Si arriva così al primo episodio ‘diverso’, al primo vero segnale del chiarissimo omaggio ai Sabbath che i Nostri vogliono dare con “The Great Southern Trendkill”: la canzone “10’s”, dall’incedere paludoso, di fango colante intriso d’acqua, mostra un Anselmo perfetto a trascinare una sofferta prestazione su tematiche delicate e un Dimebag enorme prodigarsi in uno dei solo più emotivi della sua carriera; potrebbe essere un’evoluzione in salsa southern/stoner/sludge di brani come “Cemetary Gates” o “This Love”, ma propendiamo piuttosto ad identificare “10’s” quale puro omaggio al Sabba Nero, come a voler riprendere ed ampliare la cover di “Planet Caravan” che chiudeva “Far Beyond Driven”. Cala il sipario sulla prima metà del lavoro la ondeggiante “13 Steps To Nowhere”, un po’ anonima, che colpisce bene come primo impatto ma che in realtà perde mordente sulla lunga distanza, probabilmente i minuti meno avvincenti dell’album; anche in questa occasione i texani si autocitano componendo una sezione centrale più lisergica e straniante, che utilizza campionamenti simili a quelli usati su un’altra traccia numero 5, ma di un altro disco, “Good Friends And A Bottle Of Pills”.
Nel cosiddetto lato B di “The Great Southern…”, se da una parte troviamo tracce più classiche in stile Pantera – e ci riferiamo a “Living Through Me (Hell’s Wrath)” (impossibile non scapocciare sulla sua metrica quadratissima) e “The Underground In America” (recupera elementi da “Vulgar Display Of Power” spruzzando loro sopra il solito sentore più sludge) – dall’altra abbiamo degli episodi dall’enorme impatto evocativo ed atmosferico: le due “Suicide Note”, pt. 1 e pt. 2, sono splendide nel loro essere agli antipodi, nel loro richiamare paure e dolori ancestrali, disagi profondi e turbe maledette, sfogati attraverso l’intensità della prima sezione e la disumana ferocia della seconda, chiusa da un pugno di riff veramente spaccacollo; e poi “Floods”, certamente uno degli highlight del lavoro, degno erede delle “Cemetary Gates”, “This Love” e “Hollow” citate qui sopra, ballatona cupa ma non totalmente oscura che si alza, s’inalbera e spaventa a fasi alterne, prima di riaffondare silente sotto il mare e diventare di nuovo tempesta con tanto di pioggia, tuoni e fulmini.
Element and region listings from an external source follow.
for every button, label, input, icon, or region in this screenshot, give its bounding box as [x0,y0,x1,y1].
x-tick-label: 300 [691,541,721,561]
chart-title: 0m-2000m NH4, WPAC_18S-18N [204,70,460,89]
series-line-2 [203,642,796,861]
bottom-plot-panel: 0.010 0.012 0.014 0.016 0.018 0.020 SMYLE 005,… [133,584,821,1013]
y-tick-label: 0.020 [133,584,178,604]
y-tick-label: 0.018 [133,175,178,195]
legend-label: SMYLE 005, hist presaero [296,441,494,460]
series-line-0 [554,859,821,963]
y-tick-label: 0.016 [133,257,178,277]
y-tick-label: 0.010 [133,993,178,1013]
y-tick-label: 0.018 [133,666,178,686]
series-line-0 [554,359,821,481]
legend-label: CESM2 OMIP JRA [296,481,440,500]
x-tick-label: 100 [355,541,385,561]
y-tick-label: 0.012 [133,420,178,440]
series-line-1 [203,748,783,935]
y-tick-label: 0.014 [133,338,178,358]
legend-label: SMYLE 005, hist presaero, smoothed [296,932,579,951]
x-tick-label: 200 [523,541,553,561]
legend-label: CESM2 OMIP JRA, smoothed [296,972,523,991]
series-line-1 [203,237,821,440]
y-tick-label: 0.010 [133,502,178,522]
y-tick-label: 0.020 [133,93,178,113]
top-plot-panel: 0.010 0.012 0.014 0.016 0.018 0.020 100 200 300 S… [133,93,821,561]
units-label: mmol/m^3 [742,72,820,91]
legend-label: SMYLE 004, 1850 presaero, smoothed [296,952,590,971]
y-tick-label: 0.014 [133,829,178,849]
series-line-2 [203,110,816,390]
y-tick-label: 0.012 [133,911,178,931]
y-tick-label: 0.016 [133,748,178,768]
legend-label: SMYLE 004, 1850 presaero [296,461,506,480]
Il dolce sciabordio della chitarra e di un diluvio infinito, però, ci allontana dal peggio della sofferenza prima che il brano termini.
Il divertissement quasi improvvisato di “(Reprise) Sandblasted Skin”, una traccia che, partendo da quella precedente, pare andare del tutto a zonzo per la sala prove, con i Pantera a mettere uno dietro l’altra le prime ritmiche e i primi riff usciti dai loro strumenti, è l’anomalo punto ad una tracklist che non sarà il non plus ultra della violenza, non rasenterà la perfezione come quelle che l’hanno preceduta, ma che certifica ancora una volta la qualità indiscussa delle capacità compositive del combo texano, il quale, pur invischiato nei dolorosi prodromi della propria fine annunciata, ha saputo infliggere un colpo di coda sibilante e magniloquente a tutti i propri detrattori dell’epoca. Altro tassello fondamentale della nostra musica preferita targato anni Novanta.